Il ritratto nella storia – AUTORITRATTO

Dopo una breve riflessione sulla funzione del genere ritratto ed autoritratto, nel presente e nel passato, i partecipanti sono stati coinvolti in un laboratorio centrato sulla riflessione introspettiva. Un modo per raccontarci a vicenda, superando le timidezze iniziali.

2 ore

Over 65 (ma con piccoli accorgimenti è adatta a tutte le età, anche a nonni con nipoti o anziani con bambini).

Ciascuno ha lavorato sul proprio ritratto, realizzato con una tecnica veloce semplice ma efficace,  esprimendo se stesso in modo grafico attraverso l’utilizzo di tecniche e materiali artistici: collage, pastelli ad olio, lettering, disegno, caviardage.

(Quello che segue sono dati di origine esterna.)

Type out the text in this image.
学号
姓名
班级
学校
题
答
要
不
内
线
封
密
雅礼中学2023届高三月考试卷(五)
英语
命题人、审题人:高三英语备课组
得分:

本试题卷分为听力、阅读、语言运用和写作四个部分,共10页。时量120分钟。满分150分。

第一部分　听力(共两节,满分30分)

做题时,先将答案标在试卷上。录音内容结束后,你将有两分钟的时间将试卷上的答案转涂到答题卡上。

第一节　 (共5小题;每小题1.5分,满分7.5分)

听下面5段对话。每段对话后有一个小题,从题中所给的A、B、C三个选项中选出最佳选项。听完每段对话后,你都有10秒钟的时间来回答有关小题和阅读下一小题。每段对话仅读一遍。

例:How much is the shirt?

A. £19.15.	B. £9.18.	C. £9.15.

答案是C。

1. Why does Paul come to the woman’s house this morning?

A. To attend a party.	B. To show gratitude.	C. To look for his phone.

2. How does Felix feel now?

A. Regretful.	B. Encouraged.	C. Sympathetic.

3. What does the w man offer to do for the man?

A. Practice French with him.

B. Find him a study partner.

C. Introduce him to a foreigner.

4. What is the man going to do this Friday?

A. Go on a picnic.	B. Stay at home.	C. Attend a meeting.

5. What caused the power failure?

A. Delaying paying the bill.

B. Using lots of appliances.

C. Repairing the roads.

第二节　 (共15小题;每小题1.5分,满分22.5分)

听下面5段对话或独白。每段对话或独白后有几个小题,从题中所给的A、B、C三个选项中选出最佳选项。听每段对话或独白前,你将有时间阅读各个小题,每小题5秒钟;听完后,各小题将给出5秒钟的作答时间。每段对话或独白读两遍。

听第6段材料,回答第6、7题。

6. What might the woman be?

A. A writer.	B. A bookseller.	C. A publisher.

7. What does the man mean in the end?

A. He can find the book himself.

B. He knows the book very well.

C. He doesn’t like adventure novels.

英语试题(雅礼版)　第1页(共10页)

– Cartoncino nero 40×40 cm
– Proiettore o luce direzionabile molto potente
– Matita bianca
– Carta e materiali vari per collage
– Vecchie pagine di romanzi
– Pastelli a olio
– Matite colorate morbide
– Forbici/ cutter
– Colla stick.

Si piega il cartoncino a metà in modo che diventi autoportante.

Facendo sedere ogni partecipante vicino ad un muro, se ne disegna, sul cartoncino nero, l’ombra del profilo proiettata dalla luce del proiettore.

Lasciando intatti bordo superiore ed inferiore, si ritaglia lungo la linea del profilo del volto in modo che si possa piegare.

Si avrà così a disposizione un ritratto neutro su cui intervenire con varie tecniche in modo da raccontare qualcosa di se stessi, trasformando l’immagine in un autoritratto che ”rende visibile l’invisibile” (P. Klee).

È possibile intervenire con il collage, con il disegno, recuperando solo alcune parole che ci colpiscono particolarmente dalle pagine stampate, in modo astratto con i colori; il fine è raccontare qualcosa del sé non visibile con i soli occhi.